Books and covers eh? Looking at the band name it would be easy to think that you are about to encounter something a bit synthy, a bit dancey, a bit electronic and experimental. After all I did. But as Fortified emanates from the speakers you realise that it isn’t that at all. In fact it is the opposite of that. A voice and a guitar, as old school and analog as you can get. The former is an imploring and entrancing delivery from Bonnie Legion, the latter deft and delicately picked acoustics from wav-Dr….hence the name, I guess it was either that or Dr Bonnie!
Any embellishments and additions come from some subtle and supple layering, extra vocal harmonies and lush guitar intricacies but essentially you have a song which is going to sound pretty much the same played live as it does on the recording. And there aren’t many acts who can claim that these days.

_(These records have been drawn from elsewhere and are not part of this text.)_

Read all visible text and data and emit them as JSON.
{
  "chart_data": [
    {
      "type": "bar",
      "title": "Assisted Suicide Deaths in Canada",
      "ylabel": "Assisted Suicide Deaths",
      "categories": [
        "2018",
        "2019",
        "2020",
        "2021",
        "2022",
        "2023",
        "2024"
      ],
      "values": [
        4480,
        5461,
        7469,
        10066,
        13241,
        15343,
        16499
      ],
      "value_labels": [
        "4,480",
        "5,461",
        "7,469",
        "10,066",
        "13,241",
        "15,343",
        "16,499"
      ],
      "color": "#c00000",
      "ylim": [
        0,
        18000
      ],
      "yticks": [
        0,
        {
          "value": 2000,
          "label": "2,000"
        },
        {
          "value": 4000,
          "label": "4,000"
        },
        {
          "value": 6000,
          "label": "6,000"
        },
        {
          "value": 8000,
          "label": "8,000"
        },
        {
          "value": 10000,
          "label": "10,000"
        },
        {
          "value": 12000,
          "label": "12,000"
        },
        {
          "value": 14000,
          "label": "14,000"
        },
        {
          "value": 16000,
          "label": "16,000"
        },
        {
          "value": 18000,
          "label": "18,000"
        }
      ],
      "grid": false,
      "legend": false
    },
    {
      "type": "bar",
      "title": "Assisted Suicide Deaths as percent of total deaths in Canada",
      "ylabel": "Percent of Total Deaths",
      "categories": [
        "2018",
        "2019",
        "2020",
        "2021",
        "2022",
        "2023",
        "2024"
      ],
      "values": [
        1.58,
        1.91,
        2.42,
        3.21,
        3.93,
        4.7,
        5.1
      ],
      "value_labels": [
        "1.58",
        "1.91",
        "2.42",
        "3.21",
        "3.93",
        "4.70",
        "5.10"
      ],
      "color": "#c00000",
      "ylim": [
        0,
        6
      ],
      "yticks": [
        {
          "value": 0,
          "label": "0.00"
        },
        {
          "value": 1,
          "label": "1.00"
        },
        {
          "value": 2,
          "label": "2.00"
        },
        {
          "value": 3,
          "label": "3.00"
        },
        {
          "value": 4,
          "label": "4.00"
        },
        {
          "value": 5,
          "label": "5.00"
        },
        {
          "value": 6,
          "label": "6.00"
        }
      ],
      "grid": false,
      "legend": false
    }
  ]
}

If there is a third instrument it is space. Space is something that can only be utilised by those who know how self-edit well enough to leave room for it to do its thing, who know how to conjure it from gaps in the music, who can manipulate it’s negative space into a positive sound, and that is exactly what Wav Legion does here.
You hear it in the briefest of cracks between the picked notes, in the fad outs and pauses for breath between the words. In fact it is so important to the song that once you notice the use of space you realise that the words and the music are merely frameworks, sonic lines which merely sit on the border between sound and silence and the song is all the more powerful for it.
Whereas some bands are happy to throw everything including the kitchen sink into a recording…not to mention a complete studio and half a music shop, others are clever enough to understand that a song should only include just enough to make its point. And that is what is happening here. As clever as the music they make is, it is the use of that space which shows just how switched on they really are.